Half an hour later, I still hadn't put it down. I was chuckling away while playing through level after level, my stupidly expensive latte congealed at the top of the mug.
It was coffee worth wasting though. Soosiz manages to capture almost everything that was great about platformers from years gone by, as well as spinning the genre on its head – quite literally.
Soosiz is all about jumping between mini-worlds, each a mass floating in the sky for you to walk on. And you can walk entirely around too, as the 2D levels are able to spin a full 360-degrees.
This provides a sense of symmetry to the whole affair, the game displaying an obsession with circles that extends right down to its lead character – effectively a cute little lump with two smaller lumps for feet.
Said lump's goal is to chase away an ancient evil that has possessed seven different worlds. Each level is a case of navigating the rocks to pick up little mini-lumps that tag on behind you before you make your way to the exit.
Each stage comes decorated with fairly standard furniture: coins that make you invincible for a short period when you collect 100 of them, and spiky mushroom-like baddies easily dispatched by jumping on their heads.
Soosiz isn't ashamed of its roots – almost everything here reflects something that has gone before, from the Mario-style enemies down to the Flicky-style gameplay.

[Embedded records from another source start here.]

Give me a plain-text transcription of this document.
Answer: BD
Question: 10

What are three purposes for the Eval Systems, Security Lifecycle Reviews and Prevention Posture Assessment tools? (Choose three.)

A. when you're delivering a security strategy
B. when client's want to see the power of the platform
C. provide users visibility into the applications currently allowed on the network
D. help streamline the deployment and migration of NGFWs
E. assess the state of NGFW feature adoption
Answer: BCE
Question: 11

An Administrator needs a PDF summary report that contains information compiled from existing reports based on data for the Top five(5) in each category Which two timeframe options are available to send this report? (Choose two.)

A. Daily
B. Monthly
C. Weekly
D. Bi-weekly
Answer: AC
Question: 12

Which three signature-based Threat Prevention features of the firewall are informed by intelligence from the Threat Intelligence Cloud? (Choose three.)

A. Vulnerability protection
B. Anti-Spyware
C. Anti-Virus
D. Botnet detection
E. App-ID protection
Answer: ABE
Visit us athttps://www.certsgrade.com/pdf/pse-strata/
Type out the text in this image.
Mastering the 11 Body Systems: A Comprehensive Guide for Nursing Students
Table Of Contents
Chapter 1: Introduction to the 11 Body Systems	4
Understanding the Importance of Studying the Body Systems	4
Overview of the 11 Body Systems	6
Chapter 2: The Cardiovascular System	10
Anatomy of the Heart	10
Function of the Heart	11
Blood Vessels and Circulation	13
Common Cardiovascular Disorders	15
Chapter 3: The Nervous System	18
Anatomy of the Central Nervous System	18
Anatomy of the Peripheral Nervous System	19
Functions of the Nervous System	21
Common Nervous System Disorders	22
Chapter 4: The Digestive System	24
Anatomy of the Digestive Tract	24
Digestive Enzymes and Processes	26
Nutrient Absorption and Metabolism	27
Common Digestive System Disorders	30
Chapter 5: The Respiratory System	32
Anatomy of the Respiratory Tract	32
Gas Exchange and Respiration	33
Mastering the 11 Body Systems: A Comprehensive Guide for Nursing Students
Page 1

But there are three things Soosiz does well enough to excuse it of any copycat claims.
First, its take on gravity. As you plod along, the ground beneath your feet rotates as you walk - the world turning around you rather than you turning around it. Gravity is fixed to you as well, meaning what's directly below you is where you fall if you lose your grip.
At times this can be handy, letting you land on far off rocks you wouldn't make merely by jumping. In other situations it's puzzling - keeping abreast of where you are when the world is spinning around you is a rather tricky thing.
Second, the controls are superb. With simple left and right buttons in the bottom left of the screen and a jump button over on the right, it's a breeze to play. The buttons sit in just the right spot to give you full control without impeding your view too.
Finally, the presentation is of an equally high standard. Though its spherical love affair is far from original, Soosiz looks and feels like a game of quality. The level design reflects this style, each world adding new elements to play and generally keeping you on your toes.
Your initial three lives are easily lost by running into foes or falling off the edge into oblivion, but continuous restarts ensure you can soldier on without much penalty. It make the game hard to put down, each hazard gently overcome by replay after replay.
It's all especially sweet for those returning to the platforming fold.Soosiz is a veritable smorgasbord of how to make a great platformer, cherry-picking the best of all that's gone before to serve up a superb spin-dizzying adventure that's definitely worthy of turning your world upside down.